Die Ereignisse in Ägypten sind alarmierend und besorgniserregend, zumal ein Ende des Terrors nicht in Sicht ist. Es gibt in diesem Zusammenhang jedoch nicht nur das „„eine“ Ägypten von Kairo. Touristisch gesehen gibt es „ein weiteres“ am Roten Meer, 500 Kilometer entfernt. „Dieses“ Ägypten ist ein Land, das nur vom Tourismus lebt. Zehntausende Urlauber verbringen hier jedes Jahr einen erholsamen und preiswerten Urlaub.

Vor zwei Jahren gab es in Ägypten die erste Revolution, gegen Unfreiheit und Unterdrückung durch Mubarak. Der deutsche Außenminister hat sich damals auf dem Tahir-Platz mitfeiern lassen (warum eigentlich?), obwohl Deutschland Mubarak auch mit Waffen und Entwicklungshilfe unterstützt hatte. Die damalige Reisewarnung war verfehlt, das ist nicht nur aus heutiger Sicht klar. Zu keinem Zeitpunkt waren Urlauber am Roten Meer in Gefahr.

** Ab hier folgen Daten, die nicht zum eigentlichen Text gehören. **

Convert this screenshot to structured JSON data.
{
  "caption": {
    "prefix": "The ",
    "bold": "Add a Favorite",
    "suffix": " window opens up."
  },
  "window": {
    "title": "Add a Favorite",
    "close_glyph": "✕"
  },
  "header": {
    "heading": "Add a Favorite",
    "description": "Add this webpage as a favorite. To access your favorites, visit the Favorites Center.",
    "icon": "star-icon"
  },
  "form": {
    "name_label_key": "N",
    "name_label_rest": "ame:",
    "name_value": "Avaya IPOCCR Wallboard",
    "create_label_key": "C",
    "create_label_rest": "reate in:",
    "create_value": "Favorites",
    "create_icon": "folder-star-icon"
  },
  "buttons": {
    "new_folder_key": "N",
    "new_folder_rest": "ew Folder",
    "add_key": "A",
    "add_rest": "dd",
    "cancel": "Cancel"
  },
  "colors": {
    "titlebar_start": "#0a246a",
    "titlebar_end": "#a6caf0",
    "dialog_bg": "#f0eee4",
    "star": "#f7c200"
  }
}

Jetzt haben wir wieder fast die gleichen Bilder in Kairo. Wesentliche Teile der ägyptischen Bevölkerung haben sich gegen die Herrschenden erhoben. Diese pochen zwar darauf, dass sie demokratisch gewählt seien, doch ihre folgende Politik war stramm in das Gestern gerichtet und führte vor allem rasant in das wirtschaftliche Chaos. Die Ägypter wollen nicht ein totalitäres Regime gegen ein neues eintauschen. Es ist auch die wirtschaftliche Situation, die die Menschen wieder auf die Straße treibt.

In Hurghada ist es dagegen ruhig. Warum? Weil es den Menschen hier durch den Tourismus relativ gut geht (wie es in den Zielgebieten nun mal „gut geht“). Doch wie wird es aussehen, nachdem die Touristen jetzt weg bleiben? Die Reiseveranstalter begründen ihren Stopp für Reisen an das Rote Meer mit der „Verantwortung den Kunden gegenüber“. Ein gutes Argument, keine Frage. Aber haben die Reiseveranstalter nicht auch eine „Verantwortung gegenüber den Zielgebieten“, durch die sie über Jahre hinweg „gutes Geld“ verdient haben?

Die ersten schreien wieder laut auf, es sei „unmoralisch“ jetzt am Roten Meer Urlaub zu machen. Unmoralisch ist was anderes, z.B. als nach dem Tsunami Touristen am Strand von Phuket im Liegestuhl lagen, während direkt daneben Hilfskräfte noch Tote bargen.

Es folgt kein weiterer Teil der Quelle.